# 4. Importing and Exporting Data

In this notebook, we will explore how to import data from various sources (CSV, Excel, JSON, SQL, APIs) into Pandas DataFrames and export data to different formats. We will also discuss common errors and how to handle them.

## Topics Covered:
- Reading data from CSV, Excel, JSON, SQL, and APIs
- Exporting data to CSV, Excel, and other formats
- Handling file paths and common errors
- Practical: Reading and saving datasets

## Reading Data from CSV

Comma-Separated Values (CSV) files are one of the most common formats for tabular data.
We will use the COVID-19 dataset from Indonesia as an example.

### Steps:
1. Use the `read_csv` function from Pandas.
2. Specify the file path.
3. Use parameters like `delimiter`, `header`, and `index_col` as needed.

In [None]:
import pandas as pd

# Reading data from a CSV file
csv_file = '../DataSets/Data_COVID19_Indonesia.csv'
try:
    covid_data = pd.read_csv(csv_file)
    print(covid_data.head())
except FileNotFoundError:
    print(f'Error: The file {csv_file} does not exist. Please check the file path.')

## Reading Data from Excel

Excel files are often used for sharing structured data. Pandas provides the `read_excel` function to work with Excel files.

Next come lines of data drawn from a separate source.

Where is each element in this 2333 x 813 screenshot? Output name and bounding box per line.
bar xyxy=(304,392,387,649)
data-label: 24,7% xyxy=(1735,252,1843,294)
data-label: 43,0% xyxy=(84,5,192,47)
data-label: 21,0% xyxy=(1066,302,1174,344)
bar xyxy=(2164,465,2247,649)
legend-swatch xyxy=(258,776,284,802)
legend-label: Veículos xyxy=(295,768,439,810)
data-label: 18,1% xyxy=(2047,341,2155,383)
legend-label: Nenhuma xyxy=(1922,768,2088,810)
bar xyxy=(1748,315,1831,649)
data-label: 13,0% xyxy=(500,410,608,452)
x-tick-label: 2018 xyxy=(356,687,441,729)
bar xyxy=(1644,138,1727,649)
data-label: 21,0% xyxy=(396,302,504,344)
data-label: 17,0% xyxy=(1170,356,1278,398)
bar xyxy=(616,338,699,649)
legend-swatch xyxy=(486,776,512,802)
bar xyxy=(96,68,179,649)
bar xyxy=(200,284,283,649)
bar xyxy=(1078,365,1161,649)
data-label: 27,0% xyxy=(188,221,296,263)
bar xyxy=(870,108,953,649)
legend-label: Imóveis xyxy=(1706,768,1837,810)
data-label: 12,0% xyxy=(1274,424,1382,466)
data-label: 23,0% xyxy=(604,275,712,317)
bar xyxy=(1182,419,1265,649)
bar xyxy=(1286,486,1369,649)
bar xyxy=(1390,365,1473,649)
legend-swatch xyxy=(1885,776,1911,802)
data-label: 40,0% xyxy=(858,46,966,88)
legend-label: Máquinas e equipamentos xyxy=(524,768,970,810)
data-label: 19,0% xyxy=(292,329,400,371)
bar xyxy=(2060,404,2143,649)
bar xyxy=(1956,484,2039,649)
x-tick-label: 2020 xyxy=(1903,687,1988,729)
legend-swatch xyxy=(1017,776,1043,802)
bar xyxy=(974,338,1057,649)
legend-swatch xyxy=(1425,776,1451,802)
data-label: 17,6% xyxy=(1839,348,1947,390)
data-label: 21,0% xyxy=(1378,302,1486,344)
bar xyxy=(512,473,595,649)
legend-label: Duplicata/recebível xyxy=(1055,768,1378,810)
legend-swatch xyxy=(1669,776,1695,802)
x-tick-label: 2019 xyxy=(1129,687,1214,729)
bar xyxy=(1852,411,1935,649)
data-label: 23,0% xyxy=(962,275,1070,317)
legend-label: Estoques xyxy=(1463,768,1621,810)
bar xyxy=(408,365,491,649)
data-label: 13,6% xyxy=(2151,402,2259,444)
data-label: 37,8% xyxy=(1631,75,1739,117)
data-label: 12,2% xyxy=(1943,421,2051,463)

We will use the IMF Investment and Capital Stock dataset as an example.

### Steps:
1. Use the `read_excel` function from Pandas.
2. Specify the sheet name using the `sheet_name` parameter.
3. Check for missing values and column types.

In [None]:
# Reading data from an Excel file
excel_file = '../DataSets/IMFInvestmentandCapitalStockDataset2021.xlsx'
try:
    imf_data = pd.read_excel(excel_file, sheet_name='Datasets')
    print(imf_data.head())
except FileNotFoundError:
    print(f'Error: The file {excel_file} does not exist. Please check the file path.')

## Reading Data from JSON

JSON (JavaScript Object Notation) is widely used for APIs and web data. Pandas can easily handle JSON files using the `read_json` function.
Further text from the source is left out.